The new consumer-facing website ‘Making meat better’ is starting to make an impact on conversations about the production and consumption of beef and lamb.

Making Meat Better banner

We launched the site on 30 March and already we’ve had great feedback from companies about the how the site can help their marketing efforts overseas, we’ve attracted some influential followers to our social media channels and awareness is building.

Ultimately the site is about changing conversations – moving away from reliance on the global research on the health, nutritional and environmental aspects of red meat, which is based on grain-finished, intensive farming systems, and that isn’t relevant to New Zealand. It will take a long time to raise awareness of this, for people to understand the differences and for their attitudes to change as a result.

We therefore weren’t expecting things to change overnight – we’re in it for the long haul – but there have been some encouraging signs.

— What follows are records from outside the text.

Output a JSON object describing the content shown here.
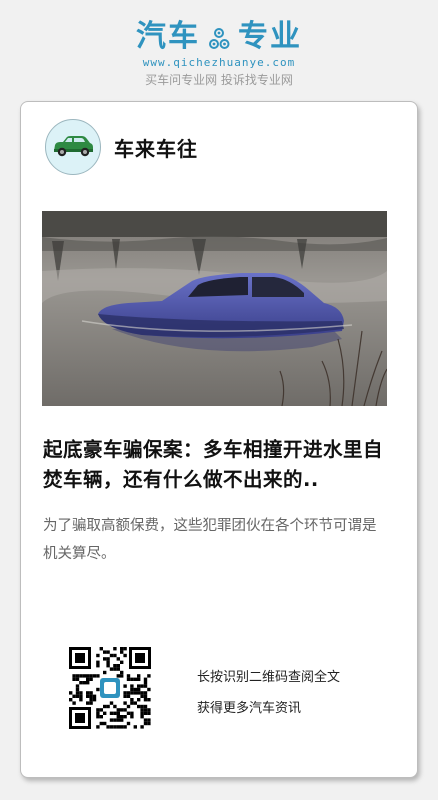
{
  "header": {
    "logo_left": "汽车",
    "logo_right": "专业",
    "gear_icon": "gear-icon",
    "url": "www.qichezhuanye.com",
    "slogan": "买车问专业网 投诉找专业网",
    "brand_color": "#2f93bf"
  },
  "card": {
    "author": {
      "name": "车来车往",
      "avatar_icon": "green-car-avatar"
    },
    "image": {
      "subject": "blue car submerged in a pond"
    },
    "title": "起底豪车骗保案：多车相撞开进水里自焚车辆，还有什么做不出来的..",
    "summary": "为了骗取高额保费，这些犯罪团伙在各个环节可谓是机关算尽。",
    "qr": {
      "icon": "qr-code-icon",
      "line1": "长按识别二维码查阅全文",
      "line2": "获得更多汽车资讯"
    }
  }
}
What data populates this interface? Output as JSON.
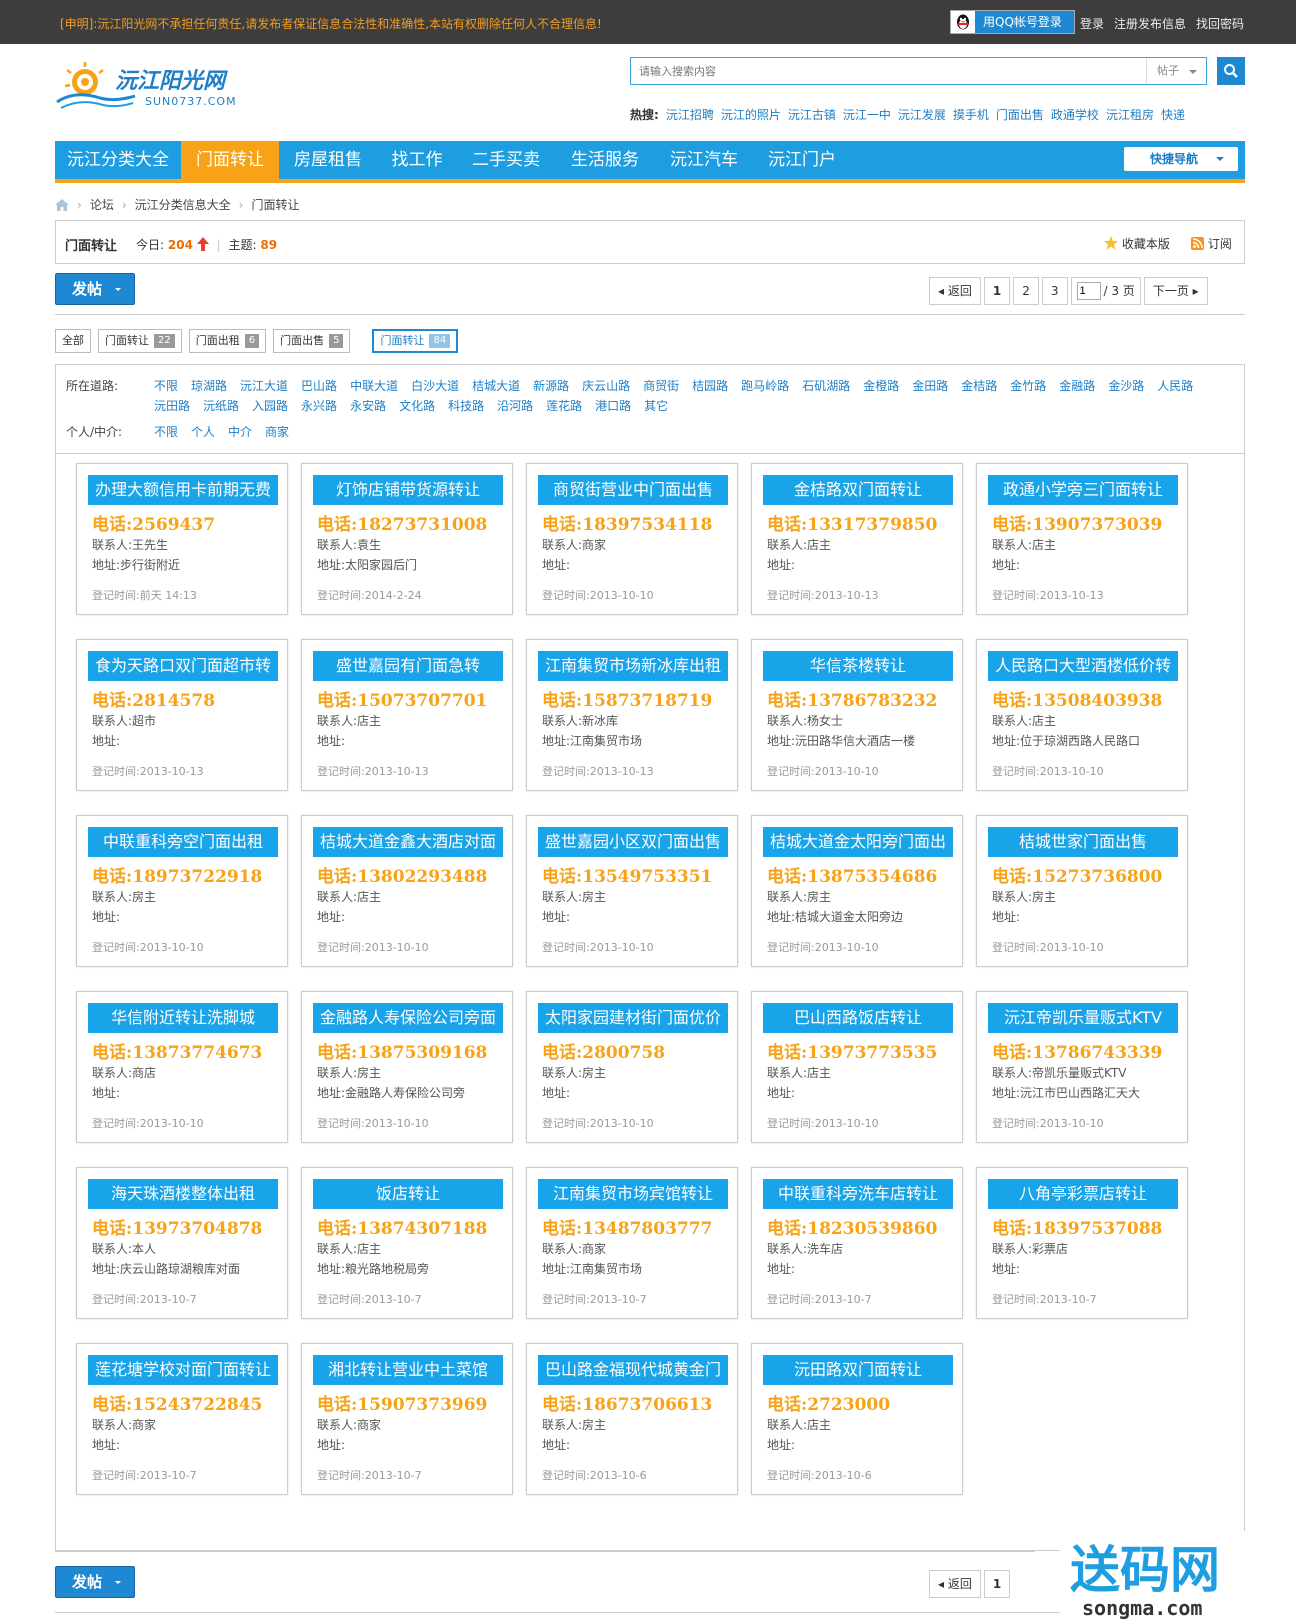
{
  "topbar": {
    "notice": "[申明]:沅江阳光网不承担任何责任,请发布者保证信息合法性和准确性,本站有权删除任何人不合理信息!",
    "qq_login": "用QQ帐号登录",
    "links": [
      "登录",
      "注册发布信息",
      "找回密码"
    ]
  },
  "logo": {
    "name": "沅江阳光网",
    "domain": "SUN0737.COM"
  },
  "search": {
    "placeholder": "请输入搜索内容",
    "type": "帖子"
  },
  "hot": {
    "label": "热搜:",
    "items": [
      "沅江招聘",
      "沅江的照片",
      "沅江古镇",
      "沅江一中",
      "沅江发展",
      "摸手机",
      "门面出售",
      "政通学校",
      "沅江租房",
      "快递"
    ]
  },
  "nav": {
    "items": [
      "沅江分类大全",
      "门面转让",
      "房屋租售",
      "找工作",
      "二手买卖",
      "生活服务",
      "沅江汽车",
      "沅江门户"
    ],
    "active_index": 1,
    "quick": "快捷导航"
  },
  "breadcrumb": [
    "论坛",
    "沅江分类信息大全",
    "门面转让"
  ],
  "forum": {
    "title": "门面转让",
    "today_label": "今日:",
    "today": "204",
    "topics_label": "主题:",
    "topics": "89",
    "favorite": "收藏本版",
    "subscribe": "订阅"
  },
  "post_button": "发帖",
  "pager": {
    "back": "返回",
    "pages": [
      "1",
      "2",
      "3"
    ],
    "input": "1",
    "total": "/ 3 页",
    "next": "下一页"
  },
  "tabs": [
    {
      "label": "全部",
      "count": ""
    },
    {
      "label": "门面转让",
      "count": "22"
    },
    {
      "label": "门面出租",
      "count": "6"
    },
    {
      "label": "门面出售",
      "count": "5"
    },
    {
      "label": "门面转让",
      "count": "84"
    }
  ],
  "filter": {
    "road_label": "所在道路:",
    "roads": [
      "不限",
      "琼湖路",
      "沅江大道",
      "巴山路",
      "中联大道",
      "白沙大道",
      "桔城大道",
      "新源路",
      "庆云山路",
      "商贸街",
      "桔园路",
      "跑马岭路",
      "石矶湖路",
      "金橙路",
      "金田路",
      "金桔路",
      "金竹路",
      "金融路",
      "金沙路",
      "人民路",
      "沅田路",
      "沅纸路",
      "入园路",
      "永兴路",
      "永安路",
      "文化路",
      "科技路",
      "沿河路",
      "莲花路",
      "港口路",
      "其它"
    ],
    "who_label": "个人/中介:",
    "who": [
      "不限",
      "个人",
      "中介",
      "商家"
    ]
  },
  "listings": [
    {
      "title": "办理大额信用卡前期无费",
      "phone": "电话:2569437",
      "contact": "联系人:王先生",
      "address": "地址:步行街附近",
      "date": "登记时间:前天 14:13"
    },
    {
      "title": "灯饰店铺带货源转让",
      "phone": "电话:18273731008",
      "contact": "联系人:袁生",
      "address": "地址:太阳家园后门",
      "date": "登记时间:2014-2-24"
    },
    {
      "title": "商贸街营业中门面出售",
      "phone": "电话:18397534118",
      "contact": "联系人:商家",
      "address": "地址:",
      "date": "登记时间:2013-10-10"
    },
    {
      "title": "金桔路双门面转让",
      "phone": "电话:13317379850",
      "contact": "联系人:店主",
      "address": "地址:",
      "date": "登记时间:2013-10-13"
    },
    {
      "title": "政通小学旁三门面转让",
      "phone": "电话:13907373039",
      "contact": "联系人:店主",
      "address": "地址:",
      "date": "登记时间:2013-10-13"
    },
    {
      "title": "食为天路口双门面超市转",
      "phone": "电话:2814578",
      "contact": "联系人:超市",
      "address": "地址:",
      "date": "登记时间:2013-10-13"
    },
    {
      "title": "盛世嘉园有门面急转",
      "phone": "电话:15073707701",
      "contact": "联系人:店主",
      "address": "地址:",
      "date": "登记时间:2013-10-13"
    },
    {
      "title": "江南集贸市场新冰库出租",
      "phone": "电话:15873718719",
      "contact": "联系人:新冰库",
      "address": "地址:江南集贸市场",
      "date": "登记时间:2013-10-13"
    },
    {
      "title": "华信茶楼转让",
      "phone": "电话:13786783232",
      "contact": "联系人:杨女士",
      "address": "地址:沅田路华信大酒店一楼",
      "date": "登记时间:2013-10-10"
    },
    {
      "title": "人民路口大型酒楼低价转",
      "phone": "电话:13508403938",
      "contact": "联系人:店主",
      "address": "地址:位于琼湖西路人民路口",
      "date": "登记时间:2013-10-10"
    },
    {
      "title": "中联重科旁空门面出租",
      "phone": "电话:18973722918",
      "contact": "联系人:房主",
      "address": "地址:",
      "date": "登记时间:2013-10-10"
    },
    {
      "title": "桔城大道金鑫大酒店对面",
      "phone": "电话:13802293488",
      "contact": "联系人:店主",
      "address": "地址:",
      "date": "登记时间:2013-10-10"
    },
    {
      "title": "盛世嘉园小区双门面出售",
      "phone": "电话:13549753351",
      "contact": "联系人:房主",
      "address": "地址:",
      "date": "登记时间:2013-10-10"
    },
    {
      "title": "桔城大道金太阳旁门面出",
      "phone": "电话:13875354686",
      "contact": "联系人:房主",
      "address": "地址:桔城大道金太阳旁边",
      "date": "登记时间:2013-10-10"
    },
    {
      "title": "桔城世家门面出售",
      "phone": "电话:15273736800",
      "contact": "联系人:房主",
      "address": "地址:",
      "date": "登记时间:2013-10-10"
    },
    {
      "title": "华信附近转让洗脚城",
      "phone": "电话:13873774673",
      "contact": "联系人:商店",
      "address": "地址:",
      "date": "登记时间:2013-10-10"
    },
    {
      "title": "金融路人寿保险公司旁面",
      "phone": "电话:13875309168",
      "contact": "联系人:房主",
      "address": "地址:金融路人寿保险公司旁",
      "date": "登记时间:2013-10-10"
    },
    {
      "title": "太阳家园建材街门面优价",
      "phone": "电话:2800758",
      "contact": "联系人:房主",
      "address": "地址:",
      "date": "登记时间:2013-10-10"
    },
    {
      "title": "巴山西路饭店转让",
      "phone": "电话:13973773535",
      "contact": "联系人:店主",
      "address": "地址:",
      "date": "登记时间:2013-10-10"
    },
    {
      "title": "沅江帝凯乐量贩式KTV",
      "phone": "电话:13786743339",
      "contact": "联系人:帝凯乐量贩式KTV",
      "address": "地址:沅江市巴山西路汇天大",
      "date": "登记时间:2013-10-10"
    },
    {
      "title": "海天珠酒楼整体出租",
      "phone": "电话:13973704878",
      "contact": "联系人:本人",
      "address": "地址:庆云山路琼湖粮库对面",
      "date": "登记时间:2013-10-7"
    },
    {
      "title": "饭店转让",
      "phone": "电话:13874307188",
      "contact": "联系人:店主",
      "address": "地址:粮光路地税局旁",
      "date": "登记时间:2013-10-7"
    },
    {
      "title": "江南集贸市场宾馆转让",
      "phone": "电话:13487803777",
      "contact": "联系人:商家",
      "address": "地址:江南集贸市场",
      "date": "登记时间:2013-10-7"
    },
    {
      "title": "中联重科旁洗车店转让",
      "phone": "电话:18230539860",
      "contact": "联系人:洗车店",
      "address": "地址:",
      "date": "登记时间:2013-10-7"
    },
    {
      "title": "八角亭彩票店转让",
      "phone": "电话:18397537088",
      "contact": "联系人:彩票店",
      "address": "地址:",
      "date": "登记时间:2013-10-7"
    },
    {
      "title": "莲花塘学校对面门面转让",
      "phone": "电话:15243722845",
      "contact": "联系人:商家",
      "address": "地址:",
      "date": "登记时间:2013-10-7"
    },
    {
      "title": "湘北转让营业中土菜馆",
      "phone": "电话:15907373969",
      "contact": "联系人:商家",
      "address": "地址:",
      "date": "登记时间:2013-10-7"
    },
    {
      "title": "巴山路金福现代城黄金门",
      "phone": "电话:18673706613",
      "contact": "联系人:房主",
      "address": "地址:",
      "date": "登记时间:2013-10-6"
    },
    {
      "title": "沅田路双门面转让",
      "phone": "电话:2723000",
      "contact": "联系人:店主",
      "address": "地址:",
      "date": "登记时间:2013-10-6"
    }
  ],
  "pager_bottom": {
    "back": "返回",
    "page": "1"
  },
  "watermark": {
    "text": "送码网",
    "domain": "songma.com"
  },
  "colors": {
    "accent": "#1e9de0",
    "orange": "#f7a217",
    "card_title": "#19a3e8"
  }
}
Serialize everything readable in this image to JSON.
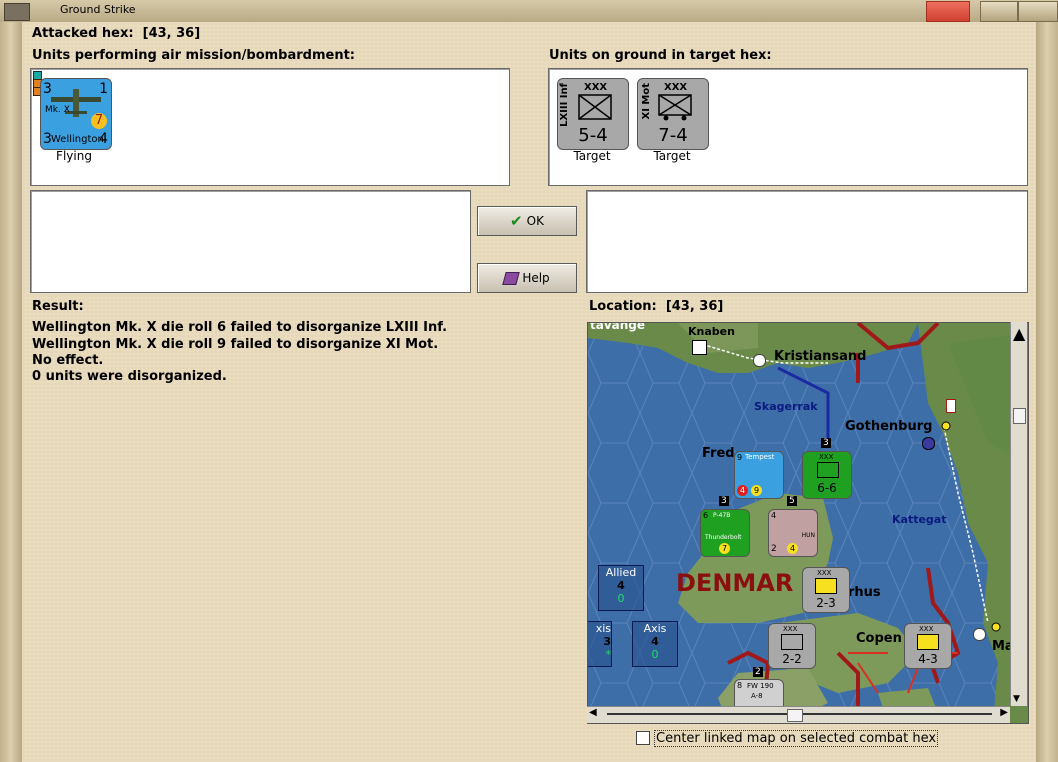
{
  "window": {
    "title": "Ground Strike"
  },
  "attacked_hex": {
    "label": "Attacked hex:",
    "value": "[43, 36]"
  },
  "air_units": {
    "heading": "Units performing air mission/bombardment:",
    "items": [
      {
        "name": "Wellington",
        "model": "Mk. X",
        "top_left": "3",
        "top_right": "1",
        "bottom_left": "3",
        "bottom_right": "4",
        "badge": "7",
        "status": "Flying",
        "color": "#3aa0e0"
      }
    ]
  },
  "ground_units": {
    "heading": "Units on ground in target hex:",
    "items": [
      {
        "name": "LXIII Inf",
        "size": "XXX",
        "strength": "5-4",
        "status": "Target"
      },
      {
        "name": "XI Mot",
        "size": "XXX",
        "strength": "7-4",
        "status": "Target"
      }
    ]
  },
  "buttons": {
    "ok": "OK",
    "help": "Help"
  },
  "result": {
    "heading": "Result:",
    "lines": [
      "Wellington Mk. X die roll 6 failed to disorganize LXIII Inf.",
      "Wellington Mk. X die roll 9 failed to disorganize XI Mot.",
      "No effect.",
      "0 units were disorganized."
    ]
  },
  "location": {
    "label": "Location:",
    "value": "[43, 36]"
  },
  "map": {
    "places": {
      "stavanger": "tavange",
      "knaben": "Knaben",
      "kristiansand": "Kristiansand",
      "skagerrak": "Skagerrak",
      "gothenburg": "Gothenburg",
      "frederikshavn": "Fred",
      "kattegat": "Kattegat",
      "denmark": "DENMAR",
      "aarhus": "rhus",
      "copenhagen": "Copen",
      "malmo": "Ma"
    },
    "stacks": {
      "tempest": {
        "name": "Tempest",
        "left": "9",
        "a": "4",
        "b": "9"
      },
      "xxx_green": {
        "size": "XXX",
        "strength": "6-6"
      },
      "p47": {
        "name": "P-47B",
        "sub": "Thunderbolt",
        "left": "6",
        "badge": "7"
      },
      "ju": {
        "left": "4",
        "a": "2",
        "b": "4",
        "side": "HUN"
      },
      "xxx_yellow1": {
        "size": "XXX",
        "strength": "2-3"
      },
      "xxx_gray": {
        "size": "XXX",
        "strength": "2-2"
      },
      "xxx_yellow2": {
        "size": "XXX",
        "strength": "4-3"
      },
      "fw190": {
        "name": "FW 190",
        "sub": "A-8",
        "left": "8"
      },
      "stack_tags": [
        "3",
        "3",
        "5",
        "2"
      ]
    },
    "boxes": {
      "allied": {
        "label": "Allied",
        "count": "4",
        "zero": "0"
      },
      "axis1": {
        "label": "xis",
        "count": "3",
        "zero": "*"
      },
      "axis2": {
        "label": "Axis",
        "count": "4",
        "zero": "0"
      }
    }
  },
  "center_checkbox": {
    "label": "Center linked map on selected combat hex",
    "checked": false
  },
  "colors": {
    "frame": "#e9dcbe",
    "sea": "#3e6ea8",
    "land": "#6a8a4a",
    "border_red": "#a01818"
  }
}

‘Making meat better’ will support the marketing of New Zealand beef and lamb globally, underpinning the promises made by the Taste Pure Nature brand – the information on the site is currently being incorporated into our messaging in the US. Some of the processing companies are also looking at how they can include the statistics on the site in their marketing in other countries.

Measuring the site’s usage, and the engagement we’re getting on social media and from our online advertising, is a major focus and will help us refine what we do over time. So far the numbers are building slowly but surely, as we expected.

To date (one month from launch), the website has been visited over 9,000 times by 6,000 different users. Considering this has been from a standing start, we can take a lot of confidence that the information on the website is being sought out by the public. 

Facebook has been the most successful way of driving people to the new site and for disseminating information, and is one of our biggest focuses for promotion.

So far, the information on Facebook has been seen nearly a million times, by over 140,000 individual users. We’ve also generated just shy of 20,000 likes, shares, comments and other interactions on our posts. This has exceeded our initial targets and we’re excited to continue to develop content that is engaging and appealing to users.

If you’ve been on the ‘Making meat better’ Facebook page you might have seen some negative pushback. We expected this and it was intended to spark engagement. What’s encouraging is the way our supporters have responded to comments, providing balance and genuine stories about farming to back up the statistics on the ‘Making meat better’ website. If you’re one of those supporters, thank you – it really makes a difference.

We’ll keep asking farmers and others in the industry to join the conversation and get involved through social media. If you’re a bit unsure about the way some of the social media posts have been framed, that’s ok – you can pick the ones that work for you.

We know farmers have urban friends and family and the more we can do to spread the word about our more natural farming systems, the better.

Similarly, if you’re not sure about other aspects of ‘Making meat better’, that’s ok too. There have been some questions about the ‘Making meat better’ name.

The website and social media accounts are primarily aimed at consumers so we needed a name that shows we’re proud of the fact we’re already world-leading in the way we farm, but it’s also really important to show consumers we recognise there’s still work to be done. Consumers and decision-makers are immediately turned off if they think farmers are claiming it’s ‘job done’.

We’ve also been heartened by some of the followers our social media channels have attracted. There are respected thought leaders following us and sharing our content, and our aim is to increase this support over time.

‘Making meat better’ is a joint initiative between B+LNZ Ltd, B+LNZ Inc and the Meat Industry Association.